Llevaba tiempo deseando salir al campo para sacar unas cuantas fotos otoñales, aunque no sabía muy bien hacia dónde orientar nuestros pasos. Como suele ocurrir, el azar estaba conspirando sin mi conocimiento para darme ideas, porque hace poco me topé con varias fotografías de un paraje que me trae muchos recuerdos de juventud: el pozo de Pígalo (o Pigalo, como dicen y escriben muchos aragoneses), en el río Arba de Luesia, cerca de la localidad del mismo nombre.

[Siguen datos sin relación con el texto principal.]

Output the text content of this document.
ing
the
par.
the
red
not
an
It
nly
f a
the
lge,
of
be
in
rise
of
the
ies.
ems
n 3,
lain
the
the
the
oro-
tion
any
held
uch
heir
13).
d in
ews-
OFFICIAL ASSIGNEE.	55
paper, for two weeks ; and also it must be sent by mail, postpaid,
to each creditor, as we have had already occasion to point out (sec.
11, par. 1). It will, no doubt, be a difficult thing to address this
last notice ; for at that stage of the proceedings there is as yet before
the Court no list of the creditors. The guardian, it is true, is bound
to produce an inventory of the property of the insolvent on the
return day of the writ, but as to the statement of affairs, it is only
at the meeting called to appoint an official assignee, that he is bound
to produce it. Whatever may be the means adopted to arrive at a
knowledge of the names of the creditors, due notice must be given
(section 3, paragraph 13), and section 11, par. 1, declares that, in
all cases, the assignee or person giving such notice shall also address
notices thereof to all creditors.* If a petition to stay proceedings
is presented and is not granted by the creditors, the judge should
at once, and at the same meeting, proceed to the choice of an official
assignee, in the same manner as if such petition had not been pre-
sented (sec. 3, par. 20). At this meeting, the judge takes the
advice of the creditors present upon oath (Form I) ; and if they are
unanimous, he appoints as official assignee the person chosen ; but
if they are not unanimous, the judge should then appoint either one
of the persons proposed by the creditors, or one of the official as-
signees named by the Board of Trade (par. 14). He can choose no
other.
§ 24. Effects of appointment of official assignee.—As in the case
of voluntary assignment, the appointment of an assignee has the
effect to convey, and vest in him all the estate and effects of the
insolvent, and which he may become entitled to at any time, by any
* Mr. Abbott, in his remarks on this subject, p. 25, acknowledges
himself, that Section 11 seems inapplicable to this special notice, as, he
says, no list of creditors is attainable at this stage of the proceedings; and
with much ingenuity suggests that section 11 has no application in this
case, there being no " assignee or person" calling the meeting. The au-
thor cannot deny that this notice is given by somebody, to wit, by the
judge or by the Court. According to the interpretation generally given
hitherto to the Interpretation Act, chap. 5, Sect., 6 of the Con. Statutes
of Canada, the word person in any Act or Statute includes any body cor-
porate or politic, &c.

Aunque la excursión ha sido sólo de mañana (hubiéramos querido comer en Uncastillo o en Sos del Rey Católico, pero estaba todo lleno hasta la bandera), nos ha dado tiempo por recorrer casi entera, y con la única excepción de Tauste, la comarca aragonesa de las Cinco Villas, comenzando por Ejea de los Caballeros, donde hemos llenado el depósito del coche, continuando por Sádaba, y terminando en Uncastillo y Sos, con un ramal adicional que nos ha llevado a Luesia.

A este ruta corresponden las fotos que figuran a continuación. Bonitos colores otoñales para un día que se prometía plomizo y gris, pero que en realidad ha sido bastante luminoso hasta el momento de volver a casa, porque en la muga de Navarra, ya muy cerca de Sangüesa, ha comenzado a diluviar. Qué raro.